By the end of month one, I'd put up a template (with some VBA) that made preparing & presenting the long-term budget a far-more effective & efficient task. The solution was simple: make the presentation a book-like form, laid out in landscape, with the even-numbered page showing the graphic & the odd-numbered page showing the numerics. While there was some initial resistance (finance processes, anyone?), the exec team loved it when shown a draft, & it was a resoundingly successful production effort. 

Less than 2 months into my primary job supporting a team with commercial reporting & analysis, I was told of the peculiar challenge that this team faced: they had no idea who their end customers were. It was like a light-bulb went off when I heard that.. why couldn't they use Google Places API? I spent the next few train trips to & from work using R (another tool I was teaching myself to use) and the Google Places API for R building a prototype that might possibly be a solution.  I shared my prototype with my manager, who immediately sent it on to the head of that team, but also reminded me that it was not my job to solve that specific problem.  Let's just say that prototype, & a few follow up actions on my part, earned me a trip to Google offices in Sydney. 

note to self:  Solve problems, even if they aren't in your specific job description. The value gained personally in the learning far far outweighs the politics of the situation. 

By the time I had completed my official probation period, I had already made my presence & value felt around the organisation. I'd saved a bunch of people a few hours of work, & not just in reporting, showcased some analytical capabilities, & build a bunch of reporting frameworks that made reporting very boring :) 

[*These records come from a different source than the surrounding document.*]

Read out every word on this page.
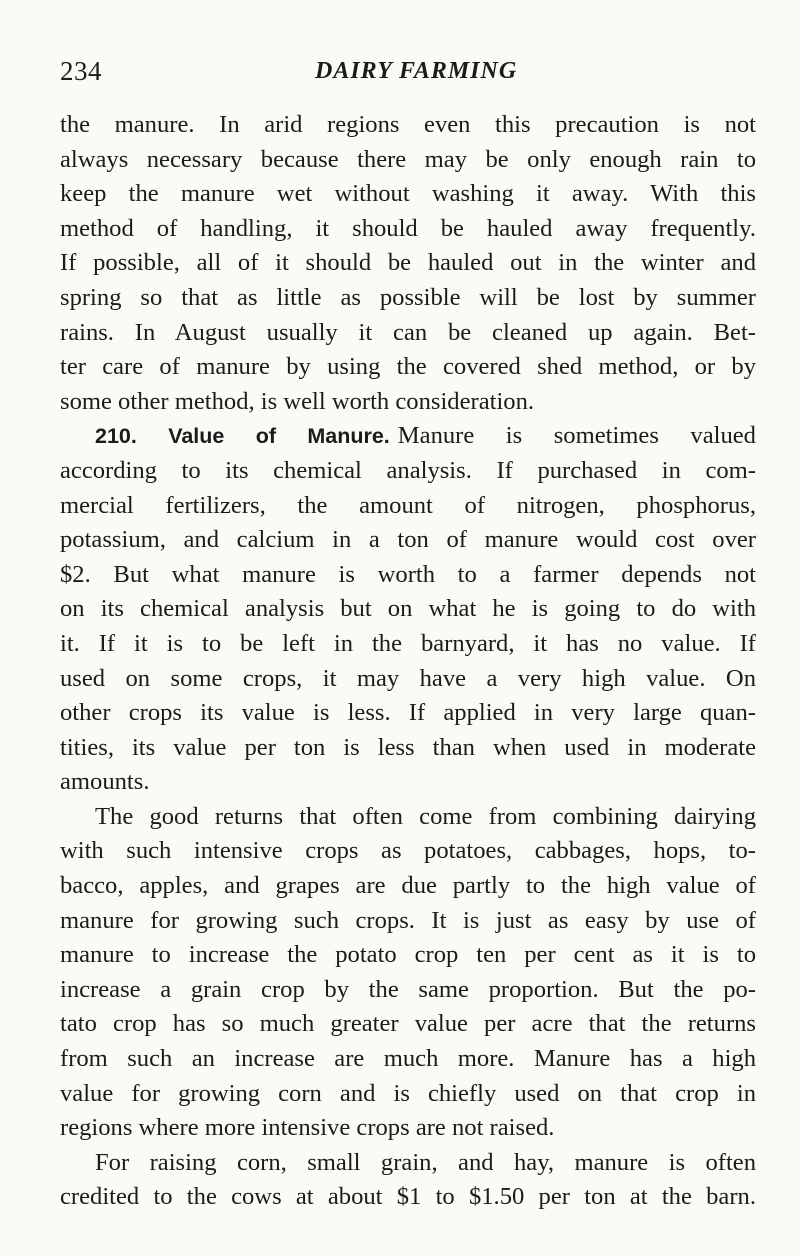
234	DAIRY FARMING
the manure. In arid regions even this precaution is not
always necessary because there may be only enough rain to
keep the manure wet without washing it away. With this
method of handling, it should be hauled away frequently.
If possible, all of it should be hauled out in the winter and
spring so that as little as possible will be lost by summer
rains. In August usually it can be cleaned up again. Bet-
ter care of manure by using the covered shed method, or by
some other method, is well worth consideration.
210. Value of Manure. Manure is sometimes valued
according to its chemical analysis. If purchased in com-
mercial fertilizers, the amount of nitrogen, phosphorus,
potassium, and calcium in a ton of manure would cost over
$2. But what manure is worth to a farmer depends not
on its chemical analysis but on what he is going to do with
it. If it is to be left in the barnyard, it has no value. If
used on some crops, it may have a very high value. On
other crops its value is less. If applied in very large quan-
tities, its value per ton is less than when used in moderate
amounts.
The good returns that often come from combining dairying
with such intensive crops as potatoes, cabbages, hops, to-
bacco, apples, and grapes are due partly to the high value of
manure for growing such crops. It is just as easy by use of
manure to increase the potato crop ten per cent as it is to
increase a grain crop by the same proportion. But the po-
tato crop has so much greater value per acre that the returns
from such an increase are much more. Manure has a high
value for growing corn and is chiefly used on that crop in
regions where more intensive crops are not raised.
For raising corn, small grain, and hay, manure is often
credited to the cows at about $1 to $1.50 per ton at the barn.
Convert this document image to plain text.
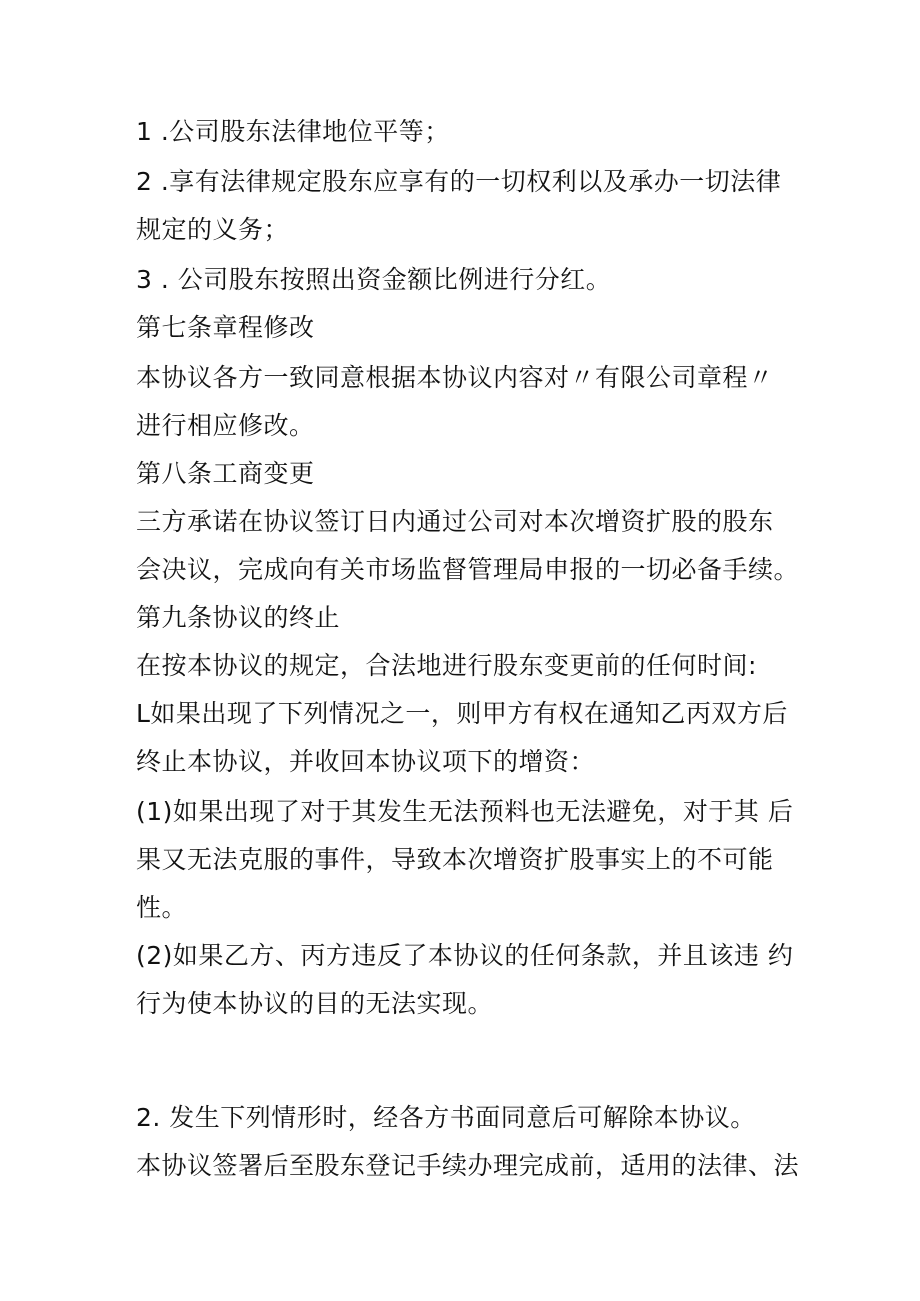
1 .公司股东法律地位平等；
2 .享有法律规定股东应享有的一切权利以及承办一切法律
规定的义务；
3 . 公司股东按照出资金额比例进行分红。
第七条章程修改
本协议各方一致同意根据本协议内容对〃有限公司章程〃
进行相应修改。
第八条工商变更
三方承诺在协议签订日内通过公司对本次增资扩股的股东
会决议，完成向有关市场监督管理局申报的一切必备手续。
第九条协议的终止
在按本协议的规定，合法地进行股东变更前的任何时间:
L如果出现了下列情况之一，则甲方有权在通知乙丙双方后
终止本协议，并收回本协议项下的增资：
(1)如果出现了对于其发生无法预料也无法避免，对于其 后
果又无法克服的事件，导致本次增资扩股事实上的不可能
性。
(2)如果乙方、丙方违反了本协议的任何条款，并且该违 约
行为使本协议的目的无法实现。
2. 发生下列情形时，经各方书面同意后可解除本协议。
本协议签署后至股东登记手续办理完成前，适用的法律、法
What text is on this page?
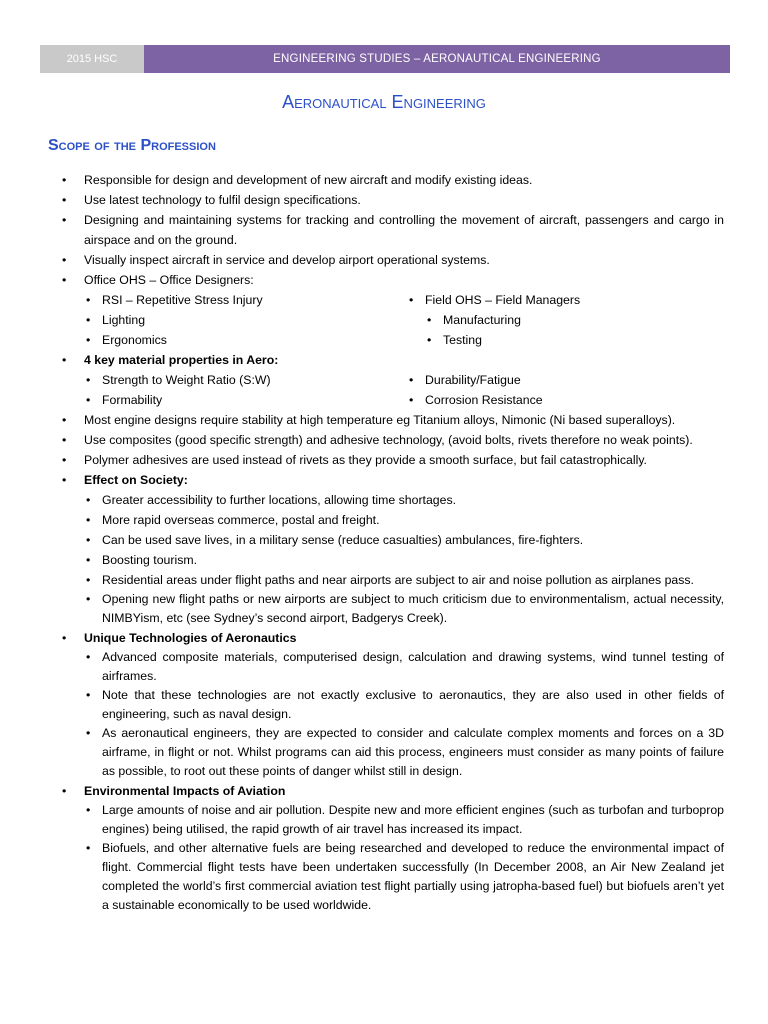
2015 HSC	ENGINEERING STUDIES – AERONAUTICAL ENGINEERING
Aeronautical Engineering
Scope of the Profession
• Responsible for design and development of new aircraft and modify existing ideas.
• Use latest technology to fulfil design specifications.
• Designing and maintaining systems for tracking and controlling the movement of aircraft, passengers and cargo in airspace and on the ground.
• Visually inspect aircraft in service and develop airport operational systems.
• Office OHS – Office Designers:
• RSI – Repetitive Stress Injury
• Lighting
• Ergonomics
• Field OHS – Field Managers
• Manufacturing
• Testing
• 4 key material properties in Aero:
• Strength to Weight Ratio (S:W)
• Formability
• Durability/Fatigue
• Corrosion Resistance
• Most engine designs require stability at high temperature eg Titanium alloys, Nimonic (Ni based superalloys).
• Use composites (good specific strength) and adhesive technology, (avoid bolts, rivets therefore no weak points).
• Polymer adhesives are used instead of rivets as they provide a smooth surface, but fail catastrophically.
• Effect on Society:
• Greater accessibility to further locations, allowing time shortages.
• More rapid overseas commerce, postal and freight.
• Can be used save lives, in a military sense (reduce casualties) ambulances, fire-fighters.
• Boosting tourism.
• Residential areas under flight paths and near airports are subject to air and noise pollution as airplanes pass.
• Opening new flight paths or new airports are subject to much criticism due to environmentalism, actual necessity, NIMBYism, etc (see Sydney’s second airport, Badgerys Creek).
• Unique Technologies of Aeronautics
• Advanced composite materials, computerised design, calculation and drawing systems, wind tunnel testing of airframes.
• Note that these technologies are not exactly exclusive to aeronautics, they are also used in other fields of engineering, such as naval design.
• As aeronautical engineers, they are expected to consider and calculate complex moments and forces on a 3D airframe, in flight or not. Whilst programs can aid this process, engineers must consider as many points of failure as possible, to root out these points of danger whilst still in design.
• Environmental Impacts of Aviation
• Large amounts of noise and air pollution. Despite new and more efficient engines (such as turbofan and turboprop engines) being utilised, the rapid growth of air travel has increased its impact.
• Biofuels, and other alternative fuels are being researched and developed to reduce the environmental impact of flight. Commercial flight tests have been undertaken successfully (In December 2008, an Air New Zealand jet completed the world’s first commercial aviation test flight partially using jatropha-based fuel) but biofuels aren’t yet a sustainable economically to be used worldwide.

What does a good manager do? Find a challenging project, & throw it the bored employee's way. Alongside my day job, I was thrown into a pricing project that was struggling for modelling skills. Three months or so of intense optimization modelling later, the proposed pricing structure went into the market and dramatically changed the industry's behavior, but without endangering the revenue prospects of the company.  I value the learning on this project hugely - the mental models of thinking about problems, the approaches to solving them, & the wide variety of factors that were considered in the final solution, all within a deadline that seemed insane at the time. Most importantly, the relationships that were built in that project have grown into friendships. 

 
I've since been involved with some mind-mending business problems. I've been thrown into projects that seem irredeemable in the time available to solve them. I've learnt to see the problems of a behemoth operating at scale in many different angles - regulatory, commercial, operations, strategy, financial, and human. I've seen many of those angles considered and ignored, ideated & forgotten.  In any case, I think these last two years have shown me how much I can accomplish in a very large organisation, how much I can collaborate with people far smarter than I will ever be. I've also learnt about (& felt the impact of) the politics that accompanies a large organisation, of rewards & recognition (or the lack thereof), of personal & team motivation, of technological opportunities & technology's self-inflicted wounds, and a whole heap of things that won't ever make it to a blog post.